Strengths of this study include the comprehensive approach and analysis of clinical parameters to predictors of outcome in pediatric myocarditis at our institution, the median age of the patients as early teenage years, the relatively common presentations of patients who had abdominal symptoms, the large proportion of patients in whom circulatory collapse occurred in the first week of symptoms and the mortality rates within the first 72 hours of hospitalization. Although this study represents a large pediatric cohort of myocarditis patients, there were some limitations. Firstly, the retrospective nature of the study, as inevitably, there are some missing records or laboratory findings in the medical charts. Infants with sudden infant death syndrome or child with out-of-hospital cardiac arrest may have incompletely study for myocarditis when resuscitation, which may cause underdiagnosis of fatal cases.

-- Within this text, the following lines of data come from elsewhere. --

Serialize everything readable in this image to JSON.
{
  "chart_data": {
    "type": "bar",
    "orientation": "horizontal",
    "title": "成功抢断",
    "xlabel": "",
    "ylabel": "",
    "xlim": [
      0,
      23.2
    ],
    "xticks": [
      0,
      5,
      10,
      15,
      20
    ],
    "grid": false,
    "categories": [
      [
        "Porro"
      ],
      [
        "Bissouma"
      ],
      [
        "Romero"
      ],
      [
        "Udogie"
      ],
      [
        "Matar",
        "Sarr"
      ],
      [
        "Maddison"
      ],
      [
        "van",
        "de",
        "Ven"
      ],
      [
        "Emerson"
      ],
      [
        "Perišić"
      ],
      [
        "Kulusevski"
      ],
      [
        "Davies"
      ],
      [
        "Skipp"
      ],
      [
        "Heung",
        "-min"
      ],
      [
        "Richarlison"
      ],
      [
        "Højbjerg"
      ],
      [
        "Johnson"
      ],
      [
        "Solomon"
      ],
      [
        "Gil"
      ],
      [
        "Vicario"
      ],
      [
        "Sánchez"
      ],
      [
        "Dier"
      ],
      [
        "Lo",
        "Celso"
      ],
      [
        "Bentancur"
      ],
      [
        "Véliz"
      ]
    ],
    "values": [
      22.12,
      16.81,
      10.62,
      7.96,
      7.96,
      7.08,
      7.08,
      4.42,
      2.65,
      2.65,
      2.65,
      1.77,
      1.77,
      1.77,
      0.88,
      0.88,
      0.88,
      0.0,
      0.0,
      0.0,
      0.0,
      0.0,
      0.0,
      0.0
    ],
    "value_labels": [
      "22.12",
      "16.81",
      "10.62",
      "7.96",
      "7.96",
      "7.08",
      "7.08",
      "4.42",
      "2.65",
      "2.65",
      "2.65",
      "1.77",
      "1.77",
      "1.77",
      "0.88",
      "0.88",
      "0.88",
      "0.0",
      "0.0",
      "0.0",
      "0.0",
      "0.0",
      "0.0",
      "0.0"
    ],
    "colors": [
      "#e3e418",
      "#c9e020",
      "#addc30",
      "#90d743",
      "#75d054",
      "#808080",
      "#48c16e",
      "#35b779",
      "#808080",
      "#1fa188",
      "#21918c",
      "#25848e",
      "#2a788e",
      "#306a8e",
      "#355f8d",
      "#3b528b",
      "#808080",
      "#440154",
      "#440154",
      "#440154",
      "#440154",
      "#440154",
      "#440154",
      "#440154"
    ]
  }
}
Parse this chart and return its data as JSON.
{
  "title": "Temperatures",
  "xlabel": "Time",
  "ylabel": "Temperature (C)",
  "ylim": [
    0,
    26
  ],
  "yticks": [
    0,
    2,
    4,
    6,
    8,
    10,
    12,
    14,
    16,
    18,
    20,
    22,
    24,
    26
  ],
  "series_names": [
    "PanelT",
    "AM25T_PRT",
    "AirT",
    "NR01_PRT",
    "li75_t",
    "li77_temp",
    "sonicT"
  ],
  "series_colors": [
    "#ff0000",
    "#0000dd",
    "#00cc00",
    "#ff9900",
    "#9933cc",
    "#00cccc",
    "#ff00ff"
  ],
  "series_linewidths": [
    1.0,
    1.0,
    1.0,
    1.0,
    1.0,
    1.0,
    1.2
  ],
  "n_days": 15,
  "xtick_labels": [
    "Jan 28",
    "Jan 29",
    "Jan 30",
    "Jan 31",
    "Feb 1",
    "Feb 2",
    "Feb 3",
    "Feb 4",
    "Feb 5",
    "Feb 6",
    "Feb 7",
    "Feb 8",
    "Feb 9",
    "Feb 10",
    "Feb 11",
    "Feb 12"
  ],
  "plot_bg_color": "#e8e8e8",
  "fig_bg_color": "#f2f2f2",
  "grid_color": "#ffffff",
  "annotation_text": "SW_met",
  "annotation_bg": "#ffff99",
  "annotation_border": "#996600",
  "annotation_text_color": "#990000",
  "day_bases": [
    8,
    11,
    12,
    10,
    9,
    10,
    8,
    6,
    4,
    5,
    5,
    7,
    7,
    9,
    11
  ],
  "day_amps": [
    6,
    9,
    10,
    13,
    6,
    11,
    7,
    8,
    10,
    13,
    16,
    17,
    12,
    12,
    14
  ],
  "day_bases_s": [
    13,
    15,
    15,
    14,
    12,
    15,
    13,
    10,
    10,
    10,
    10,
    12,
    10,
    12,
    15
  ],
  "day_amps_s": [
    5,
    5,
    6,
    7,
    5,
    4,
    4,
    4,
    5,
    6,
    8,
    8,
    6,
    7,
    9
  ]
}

Secondly, it was conducted within a single academic medical center with a large referral population. A population-based study is needed for the general population. Third, in contrast to other institutions, confirmed endomyocardial biopsy or magnetic resonance is not a standardized component for the evaluation of suspected cardiomyopathy at our center. The definition of definite acute myocarditis was based on endomyocardial biopsy results according to the Dallas criteria [37]. Meanwhile, two (2.12%) patients with normal troponin I level but having abnormal LVEF or CK-MB level were included in this study, which may affect the results. The lack of unequivocal diagnostic criteria allows one to question the diagnosis of myocarditis; this is not unique to this study [2,10]. Probable acute myocarditis was defined as acute myocarditis that was clinically determined by pediatric cardiologist based on the patient’s history, physical examination, and results of laboratory investigations (in the absence of endomyocardial biopsy). Finally, we defined all of the cases in our study as probable acute myocarditis.

Conclusions

Most instances of mortality due to pediatric myocarditis occurred in the first 72 hours after admission. In the first 24 hours of admission, levels of troponin I may be a useful marker for predicting the severity of myocarditis. LVEF is also important for identifying the prognostic outcome. We determined that troponin I > 45 ng/mL and LVEF < 42% predict mortality in pediatric myocarditis. Due to the fulminant course, earlier recognition of patients who will rapidly progress to refractory cardiac failure is warranted to improve clinical outcome.